By Evelyn Brotherston

A villager and her injured child wait at the doors of a local hospital during a reconnaissance patrol by the DART advance elements team in northern Nepal, on May 2, 2015. (Sgt Yannick Bédard, DND)

A villager and her injured child wait at the doors of a local hospital during a reconnaissance patrol by the DART advance elements team in northern Nepal, on May 2, 2015. (Sgt Yannick Bédard, DND)

On Sunday April 26, one day after a devastating 7.8 magnitude earthquake hit Nepal, a group of 42 men and women gathered at CFB Trenton and prepared to deploy to the stricken alpine nation. The assembled crew were members of the Disaster Assistance Response Team (DART), Canada’s elite rapid-response squad, capable of deploying anywhere in the world at a moment’s notice. Each brought together engineering, medical and logistics personnel from five different bases, and this was the first time they’d be deployed overseas as a team.

DART is designed to respond at the behest of the Canadian government when sudden natural disasters or humanitarian crises occur. It last deployed in November 2013 in the aftermath of Typhoon Haiyan, which devastated the Philippines. But with a rotation cycle of just one year, the current team, selected in October 2014, is comprised of a completely fresh batch of individuals from Kingston, Petawawa, Gagetown, Trenton and Valcartier.

Although they are required to complete individual training, they do get the chance to train together. This includes an annual collective computerized training exercise, as well as an annual field training exercise, in which they train alongside other Canadian Armed Forces personnel.

(DND)

(DND)

The DART team has three main areas of expertise: water purification, primary medical care and engineering assistance. The team brings together a wide range of individuals with multidisciplinary skill sets. It includes field and construction engineers. It also includes medical personnel to provide first aid, set up laboratories, pharmacies and rehydration equipment and provide preventive medicine and limited obstetrics services.

Training is designed to prepare team members to provide these services in harsh conditions. When it comes to working in steep, mountainous terrain like Nepal, however, the current team has no special training. According to the Department of National Defence, with each deployment of DART, new training procedures are implemented as the result of lessons learned while carrying out missions — which means that the lessons learned in Nepal will contribute to the training of future DART rotations.

Master Corporal Sandie Walsh, a DART medical technician, installs a sign to indicate the opening of a Level 1 Care Field medical clinic at Camp SUMITRA. Photo by Cplc Cynthia Wilkinson. (DND)

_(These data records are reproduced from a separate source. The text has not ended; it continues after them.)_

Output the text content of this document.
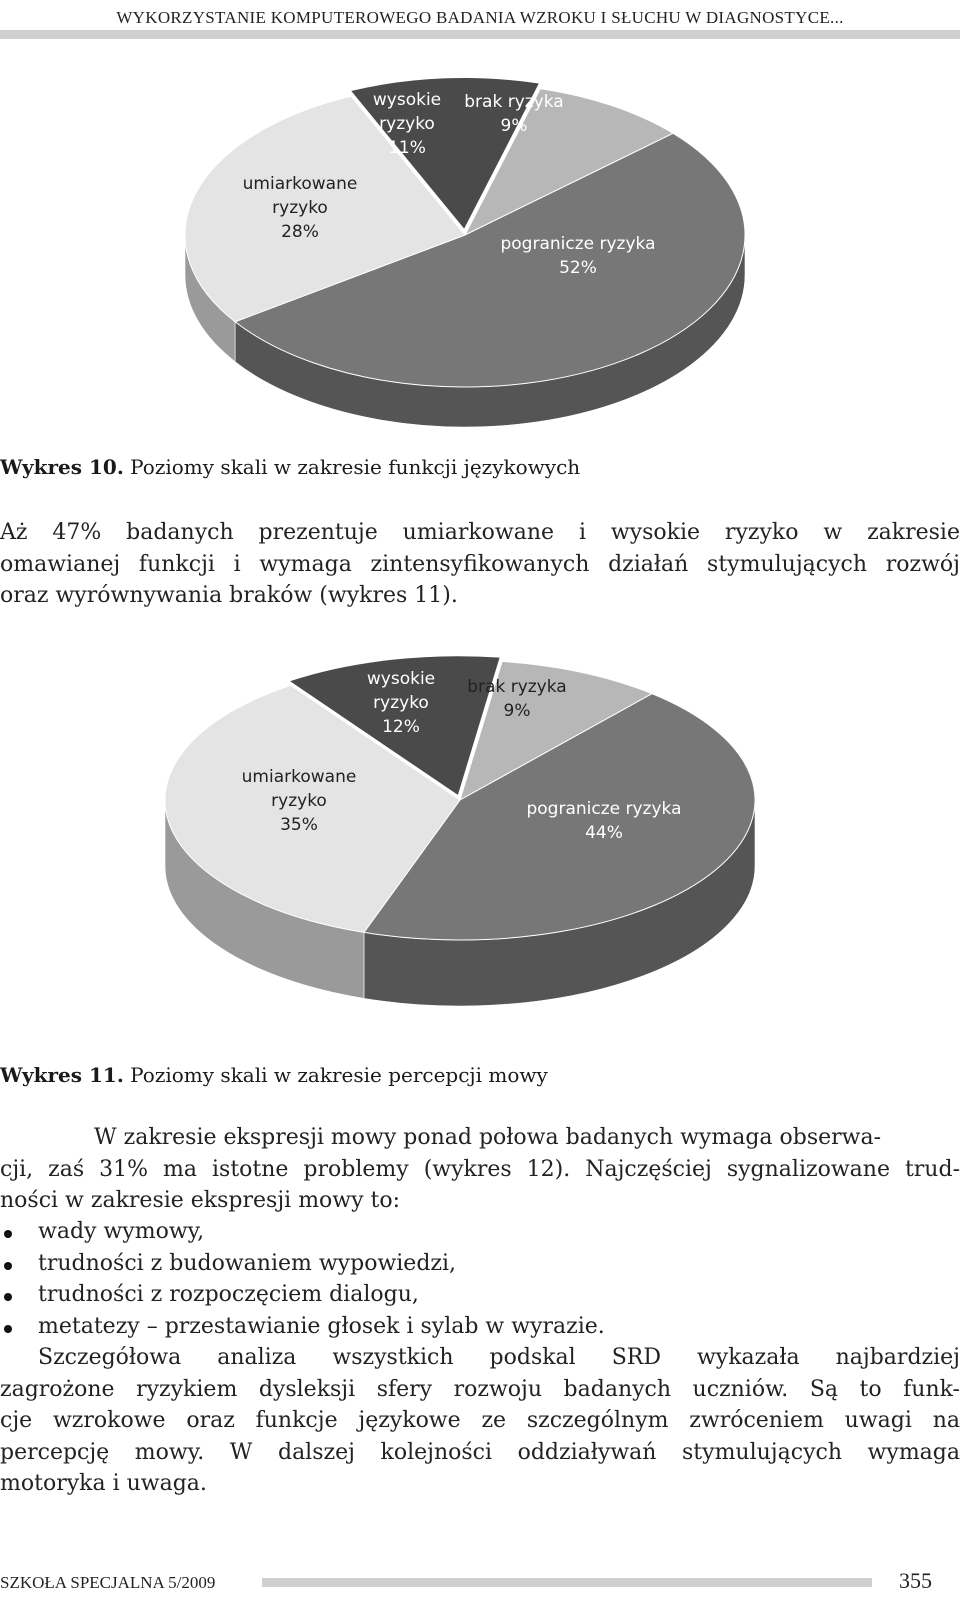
WYKORZYSTANIE KOMPUTEROWEGO BADANIA WZROKU I SŁUCHU W DIAGNOSTYCE...
wysokie ryzyko 11%
brak ryzyka 9%
pogranicze ryzyka 52%
umiarkowane ryzyko 28%
Wykres 10. Poziomy skali w zakresie funkcji językowych
Aż 47% badanych prezentuje umiarkowane i wysokie ryzyko w zakresie
omawianej funkcji i wymaga zintensyfikowanych działań stymulujących rozwój
oraz wyrównywania braków (wykres 11).
wysokie ryzyko 12%
brak ryzyka 9%
pogranicze ryzyka 44%
umiarkowane ryzyko 35%
Wykres 11. Poziomy skali w zakresie percepcji mowy
W zakresie ekspresji mowy ponad połowa badanych wymaga obserwa-
cji, zaś 31% ma istotne problemy (wykres 12). Najczęściej sygnalizowane trud-
ności w zakresie ekspresji mowy to:
wady wymowy,
trudności z budowaniem wypowiedzi,
trudności z rozpoczęciem dialogu,
metatezy – przestawianie głosek i sylab w wyrazie.
Szczegółowa analiza wszystkich podskal SRD wykazała najbardziej
zagrożone ryzykiem dysleksji sfery rozwoju badanych uczniów. Są to funk-
cje wzrokowe oraz funkcje językowe ze szczególnym zwróceniem uwagi na
percepcję mowy. W dalszej kolejności oddziaływań stymulujących wymaga
motoryka i uwaga.
SZKOŁA SPECJALNA 5/2009	355
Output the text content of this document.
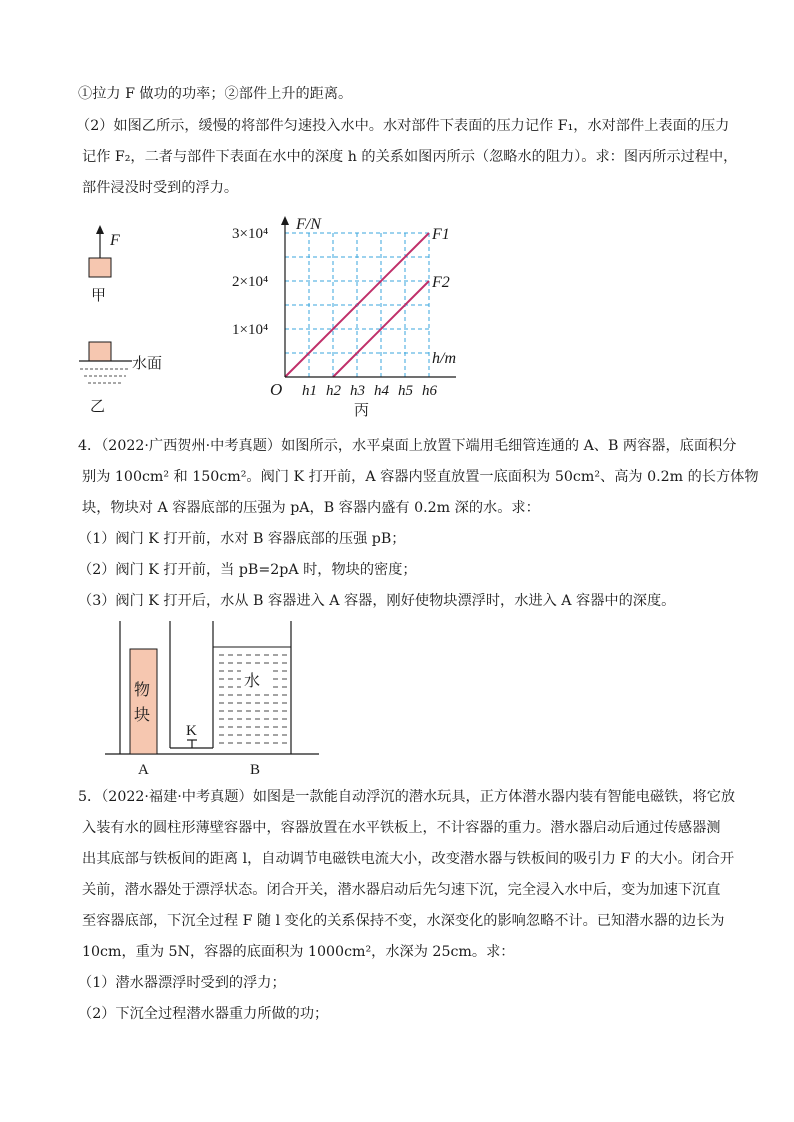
①拉力 F 做功的功率；②部件上升的距离。
（2）如图乙所示，缓慢的将部件匀速投入水中。水对部件下表面的压力记作 F₁，水对部件上表面的压力
记作 F₂，二者与部件下表面在水中的深度 h 的关系如图丙所示（忽略水的阻力）。求：图丙所示过程中，
部件浸没时受到的浮力。
F
甲
水面
乙
F1
F2
F/N
h/m
O h1 h2 h3 h4 h5 h6
1×10⁴
2×10⁴
3×10⁴
丙
4．（2022·广西贺州·中考真题）如图所示，水平桌面上放置下端用毛细管连通的 A、B 两容器，底面积分
别为 100cm² 和 150cm²。阀门 K 打开前，A 容器内竖直放置一底面积为 50cm²、高为 0.2m 的长方体物
块，物块对 A 容器底部的压强为 pA，B 容器内盛有 0.2m 深的水。求：
（1）阀门 K 打开前，水对 B 容器底部的压强 pB；
（2）阀门 K 打开前，当 pB=2pA 时，物块的密度；
（3）阀门 K 打开后，水从 B 容器进入 A 容器，刚好使物块漂浮时，水进入 A 容器中的深度。
物
块
水
K
A	B
5．（2022·福建·中考真题）如图是一款能自动浮沉的潜水玩具，正方体潜水器内装有智能电磁铁，将它放
入装有水的圆柱形薄壁容器中，容器放置在水平铁板上，不计容器的重力。潜水器启动后通过传感器测
出其底部与铁板间的距离 l，自动调节电磁铁电流大小，改变潜水器与铁板间的吸引力 F 的大小。闭合开
关前，潜水器处于漂浮状态。闭合开关，潜水器启动后先匀速下沉，完全浸入水中后，变为加速下沉直
至容器底部，下沉全过程 F 随 l 变化的关系保持不变，水深变化的影响忽略不计。已知潜水器的边长为
10cm，重为 5N，容器的底面积为 1000cm²，水深为 25cm。求：
（1）潜水器漂浮时受到的浮力；
（2）下沉全过程潜水器重力所做的功；
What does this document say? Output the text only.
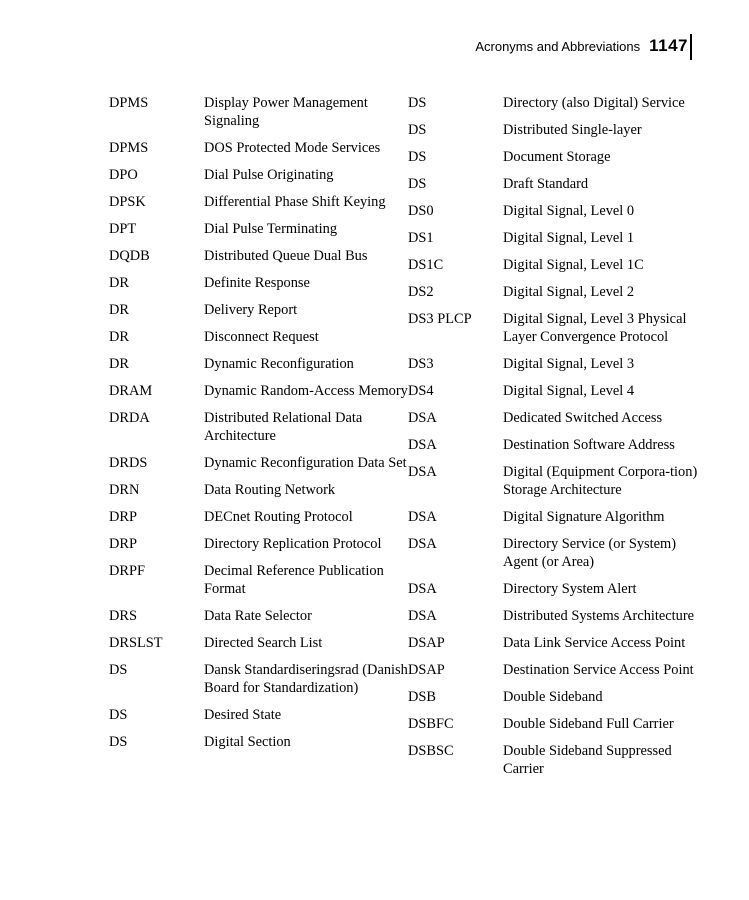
Acronyms and Abbreviations 1147
DPMS	Display Power Management Signaling
DPMS	DOS Protected Mode Services
DPO	Dial Pulse Originating
DPSK	Differential Phase Shift Keying
DPT	Dial Pulse Terminating
DQDB	Distributed Queue Dual Bus
DR	Definite Response
DR	Delivery Report
DR	Disconnect Request
DR	Dynamic Reconfiguration
DRAM	Dynamic Random-Access Memory
DRDA	Distributed Relational Data Architecture
DRDS	Dynamic Reconfiguration Data Set
DRN	Data Routing Network
DRP	DECnet Routing Protocol
DRP	Directory Replication Protocol
DRPF	Decimal Reference Publication Format
DRS	Data Rate Selector
DRSLST	Directed Search List
DS	Dansk Standardiseringsrad (Danish Board for Standardization)
DS	Desired State
DS	Digital Section
DS	Directory (also Digital) Service
DS	Distributed Single-layer
DS	Document Storage
DS	Draft Standard
DS0	Digital Signal, Level 0
DS1	Digital Signal, Level 1
DS1C	Digital Signal, Level 1C
DS2	Digital Signal, Level 2
DS3 PLCP	Digital Signal, Level 3 Physical Layer Convergence Protocol
DS3	Digital Signal, Level 3
DS4	Digital Signal, Level 4
DSA	Dedicated Switched Access
DSA	Destination Software Address
DSA	Digital (Equipment Corpora-tion) Storage Architecture
DSA	Digital Signature Algorithm
DSA	Directory Service (or System) Agent (or Area)
DSA	Directory System Alert
DSA	Distributed Systems Architecture
DSAP	Data Link Service Access Point
DSAP	Destination Service Access Point
DSB	Double Sideband
DSBFC	Double Sideband Full Carrier
DSBSC	Double Sideband Suppressed Carrier
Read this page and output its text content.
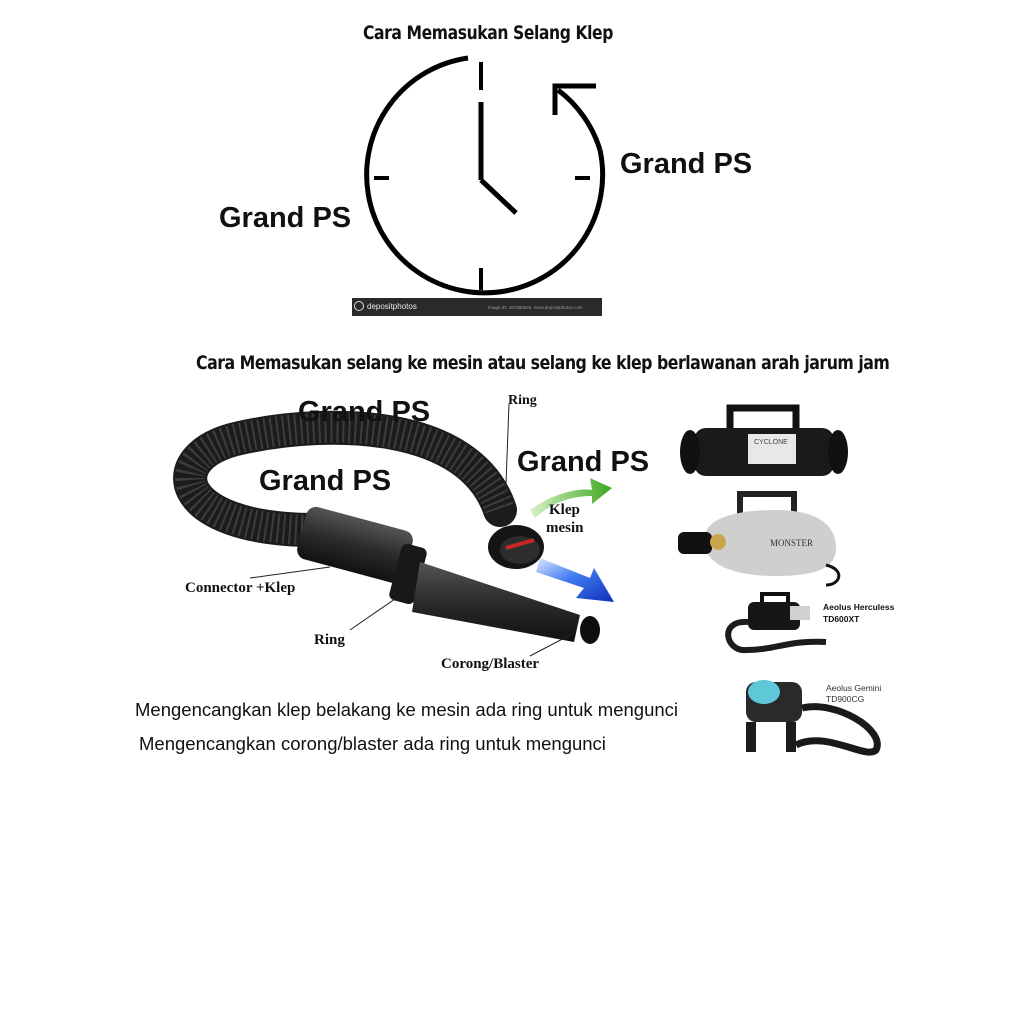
Cara Memasukan Selang Klep
Grand PS
Grand PS
depositphotos	Image ID: 167885546 www.depositphotos.com
Cara Memasukan selang ke mesin atau selang ke klep berlawanan arah jarum jam
Grand PS
Grand PS
Grand PS
Ring
Klep
mesin
Connector +Klep
Ring
Corong/Blaster
CYCLONE
MONSTER
Aeolus Herculess
TD600XT
Aeolus Gemini
TD900CG
Mengencangkan klep belakang ke mesin ada ring untuk mengunci
Mengencangkan corong/blaster ada ring untuk mengunci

Master Corporal Sandie Walsh, a DART medical technician, installs a sign to indicate the opening of a Level 1 Care Field medical clinic at Camp SUMITRA. Photo by Cplc Cynthia Wilkinson. (DND)

Currently commanding the team in Nepal is LCol Edward Izzatt, a Canadian Military Engineer who has been serving with the Armed Forces since 1984. His engineering duties, both domestically and abroad, cover the whole spectrum of military service, from unit tactical command at 1 Combat Engineer Regiment in Edmonton to strategic Chief Engineer, Current Operations at NATO Supreme Headquarters Allied Powers Europe (SHAPE) in Belgium. As a general staff and liaison officer, he has been employed by alliance and coalition organizations in Europe, the Middle East and Southwest Asia. His Army institutional posts have included Section Chief for Army Professional Development; Chief Personnel Management and Policies, Army Western Area (J1) and Dean of the Canadian Army Command and Staff College. He is currently the chief engineer at the 1st Canadian Division, Kingston.

As the death toll in Nepal approaches 7,000, officials say that members of DART will continue to be deployed in phases, adjusting their capabilities and personnel based on evolving needs on the ground. Their headquarters serve as the command and control centre for Canadian personnel on the ground, linking together other Canadian departments, as well as the government of Nepal and humanitarian groups operating in the country. The team has set up Forward Operating Base SUMITRA in the Charikot region of Nepal, less than 100km from the capital Kathmandu, where it will help tackle the damage sustained by remote villages in the region.